[Pacemaker] Collocating resource with a started clone instance

Fri Jun 22 05:58:55 EDT 2012

Hi!

I'm trying to set up a 2-node cluster. I'm new to pacemaker, but
things are getting better and better. However, I am completely at a
loss here.

I have a cloned tomcat resource, which runs on both nodes and doesn't
really depend on anything (it doesn't use DRBD or anything else of
that sort). But I'm trying to get pacemaker move the cluster IP to
another node in case tomcat fails.
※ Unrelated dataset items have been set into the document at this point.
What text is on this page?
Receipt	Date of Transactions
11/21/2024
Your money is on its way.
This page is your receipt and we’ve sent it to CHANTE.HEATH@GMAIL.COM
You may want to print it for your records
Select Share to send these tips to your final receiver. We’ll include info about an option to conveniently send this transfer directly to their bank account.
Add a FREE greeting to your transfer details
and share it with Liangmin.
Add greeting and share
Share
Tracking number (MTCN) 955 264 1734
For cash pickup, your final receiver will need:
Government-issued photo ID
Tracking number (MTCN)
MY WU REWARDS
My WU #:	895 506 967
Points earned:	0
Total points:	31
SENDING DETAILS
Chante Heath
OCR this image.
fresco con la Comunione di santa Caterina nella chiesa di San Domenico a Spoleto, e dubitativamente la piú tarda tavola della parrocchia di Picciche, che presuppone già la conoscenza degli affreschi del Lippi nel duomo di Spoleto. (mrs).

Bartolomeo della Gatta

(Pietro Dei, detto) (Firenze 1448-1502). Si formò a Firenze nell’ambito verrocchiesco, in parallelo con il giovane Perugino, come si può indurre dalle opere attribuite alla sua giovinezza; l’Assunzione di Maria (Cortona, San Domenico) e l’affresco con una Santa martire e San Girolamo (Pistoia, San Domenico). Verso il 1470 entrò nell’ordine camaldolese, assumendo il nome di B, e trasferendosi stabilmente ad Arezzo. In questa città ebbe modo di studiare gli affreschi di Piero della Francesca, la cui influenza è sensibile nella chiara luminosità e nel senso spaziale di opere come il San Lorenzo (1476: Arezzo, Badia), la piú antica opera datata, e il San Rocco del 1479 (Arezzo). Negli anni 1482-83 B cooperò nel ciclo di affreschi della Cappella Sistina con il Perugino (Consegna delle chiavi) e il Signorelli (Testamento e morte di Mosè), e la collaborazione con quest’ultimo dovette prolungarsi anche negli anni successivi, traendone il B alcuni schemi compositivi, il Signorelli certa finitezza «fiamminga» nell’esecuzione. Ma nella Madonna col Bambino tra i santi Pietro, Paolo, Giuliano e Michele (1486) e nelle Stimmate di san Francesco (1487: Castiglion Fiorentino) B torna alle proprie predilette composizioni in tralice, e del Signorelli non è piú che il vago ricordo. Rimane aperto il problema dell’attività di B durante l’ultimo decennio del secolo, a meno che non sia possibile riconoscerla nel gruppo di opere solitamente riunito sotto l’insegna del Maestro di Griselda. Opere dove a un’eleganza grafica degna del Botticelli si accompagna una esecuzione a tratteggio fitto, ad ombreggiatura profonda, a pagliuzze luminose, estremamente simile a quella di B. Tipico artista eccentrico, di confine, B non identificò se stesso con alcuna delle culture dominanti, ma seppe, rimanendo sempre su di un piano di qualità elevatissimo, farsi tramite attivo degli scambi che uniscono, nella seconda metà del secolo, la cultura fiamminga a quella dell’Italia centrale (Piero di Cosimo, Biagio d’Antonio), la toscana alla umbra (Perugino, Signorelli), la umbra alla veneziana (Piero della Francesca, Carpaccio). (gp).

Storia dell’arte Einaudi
Here's the relevant parts of my
config:

node srvplan1
node srvplan2
primitive DBIP ocf:heartbeat:IPaddr2 \
       params ip="1.2.3.4" cidr_netmask="24" \
       op monitor interval="10s"
primitive drbd_pgdrive ocf:linbit:drbd \
       params drbd_resource="pgdrive" \
       op start interval="0" timeout="240" \
       op stop interval="0" timeout="100"
primitive pgdrive_fs ocf:heartbeat:Filesystem \
       params device="/dev/drbd0" directory="/hd2" fstype="ext4"
primitive ping ocf:pacemaker:ping \
       params host_list="193.233.59.2" multiplier="1000" \
       op monitor interval="10"
primitive postgresql ocf:heartbeat:pgsql \
       params pgdata="/hd2/pgsql" \
       op monitor interval="30" timeout="30" depth="0" \
       op start interval="0" timeout="60" \
       op stop interval="0" timeout="60" \
       meta target-role="Started"
primitive tomcat ocf:heartbeat:tomcat \
       params java_home="/usr/lib/jvm/jre"
catalina_home="/usr/share/tomcat" tomcat_user="tomcat"
script_log="/home/tmo/log/tomcat.log"
statusurl="http://127.0.0.1:8080/status/" \
       op start interval="0" timeout="60" \
       op stop interval="0" timeout="120" \
       op monitor interval="30" timeout="30"
group postgres pgdrive_fs DBIP postgresql
ms ms_drbd_pgdrive drbd_pgdrive \
       meta master-max="1" master-node-max="1" clone-max="2"
clone-node-max="1" notify="true"
clone pings ping \
       meta interleave="true"
clone tomcats tomcat \
       meta interleave="true" target-role="Started"
location DBIPcheck DBIP \
       rule $id="DBIPcheck-rule" 10000: defined pingd and pingd gt 0
location master-prefer-node1 DBIP 50: srvplan1
colocation DBIP-on-web 1000: DBIP tomcats
colocation postgres_on_drbd inf: postgres ms_drbd_pgdrive:Master
order postgres_after_drbd inf: ms_drbd_pgdrive:promote postgres:start

As you can see, there are three explicit constraints for the DBIP
resource: preferred node (srvplan1, score 50), successful ping (score
10000) and running tomcat (score 1000). There's also the resource
stickiness set to 100. Implicit constraints include collocation of the
postgres group with the DRBD master instance.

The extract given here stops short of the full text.